Egyptian activist (1938-2021)

Shahida El-Baz (شهيدة الباز; (born 2 November 1938 - 21 October 2021) was an Egyptian feminist who wrote many books on Arab women's issues. El-Baz was the General Director of the Arab and African Research Center in Cairo, Egypt. She was a member of the General Assembly establishing the Arab Society for Sociology, and Council for the Development of Social Science Research in Africa (CODESRIA) as well as the Executive Committee between 2008 and 2011.

== Early life and education ==
El-Baz attended Helmeya Girls Secondary School and Cairo University. She had her Ph.D. from the Department of Economics and Politics, School of Oriental and African Studies, University of London, UK. She carried out her Ph.D. studies on the Development of Capitalism in the Gezira Scheme in Sudan.

== Career ==
El-Baz was an expert in Development, Civil Society, Gender Issues, Poverty, Children in Difficult Circumstances, and Globalization policies. El-Baz authored and researched various topics related to women's group formation in Egypt, democratisation processes, and the impact of economic sanctions and structural adjustment development programs on the socioeconomic status of Egyptians.

== Achievement ==
El-Baz was an International consultant, Political Economist, and expert in Development, Civil Society, Gender Issues, Poverty, Children in Difficult Circumstances, and Globalization policies.

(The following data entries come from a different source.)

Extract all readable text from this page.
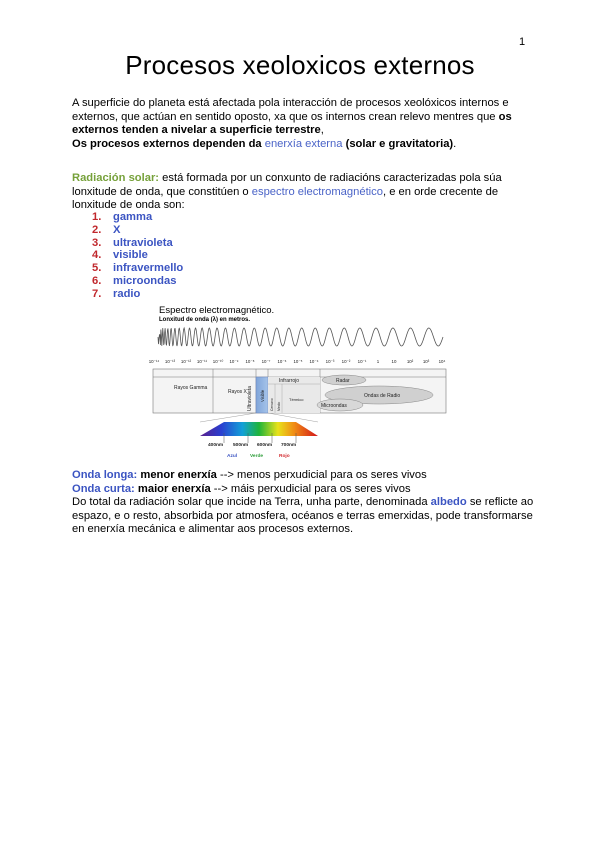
1
Procesos xeoloxicos externos

A superficie do planeta está afectada pola interacción de procesos xeolóxicos internos e externos, que actúan en sentido oposto, xa que os internos crean relevo mentres que os externos tenden a nivelar a superficie terrestre,
Os procesos externos dependen da enerxía externa (solar e gravitatoria).

Radiación solar: está formada por un conxunto de radiacións caracterizadas pola súa lonxitude de onda, que constitúen o espectro electromagnético, e en orde crecente de lonxitude de onda son:

1.	gamma
2.	X
3.	ultravioleta
4.	visible
5.	infravermello
6.	microondas
7.	radio
Espectro electromagnético.
Lonxitud de onda (λ) en metros.
10⁻¹⁴ 10⁻¹³ 10⁻¹² 10⁻¹¹ 10⁻¹⁰ 10⁻⁹ 10⁻⁸ 10⁻⁷ 10⁻⁶ 10⁻⁵ 10⁻⁴ 10⁻³ 10⁻² 10⁻¹ 1	10 10² 10³ 10⁴
Rayos Gamma
Rayos X Ultravioleta Visible
Infrarrojo
Cercano Medio
Térmico
Radar
Ondas de Radio
Microondas
400nm 500nm 600nm 700nm
Azul	Verde	Rojo

Onda longa: menor enerxía --> menos perxudicial para os seres vivos
Onda curta: maior enerxía --> máis perxudicial para os seres vivos
Do total da radiación solar que incide na Terra, unha parte, denominada albedo se reflicte ao espazo, e o resto, absorbida por atmosfera, océanos e terras emerxidas, pode transformarse en enerxía mecánica e alimentar aos procesos externos.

She was the editor of the CODESRIA-AARC Journal Arab Selections.

== Personal life ==
El-Baz met Archie Mafeje while he was the Chair of the Urban Development and Labour Studies Program at the International Institute of Social Studies in the Netherlands between 1972 and 1975. Mafeje married Shahida El-Baz in 1977. They had a daughter, Dana. Mafeje had to convert to Islam before they were wedded because El-Baz was Muslim.

El-Baz remembered that Mafeje was reading in his study on 6 October 1981, when Sadat was assassinated; while watching television news, El-Baz shouted, "Archie, Sadat has been shot!" After Mafeje asked "Is he dead?" and heard a reply in the affirmative, he opened a bottle of champagne to make a toast.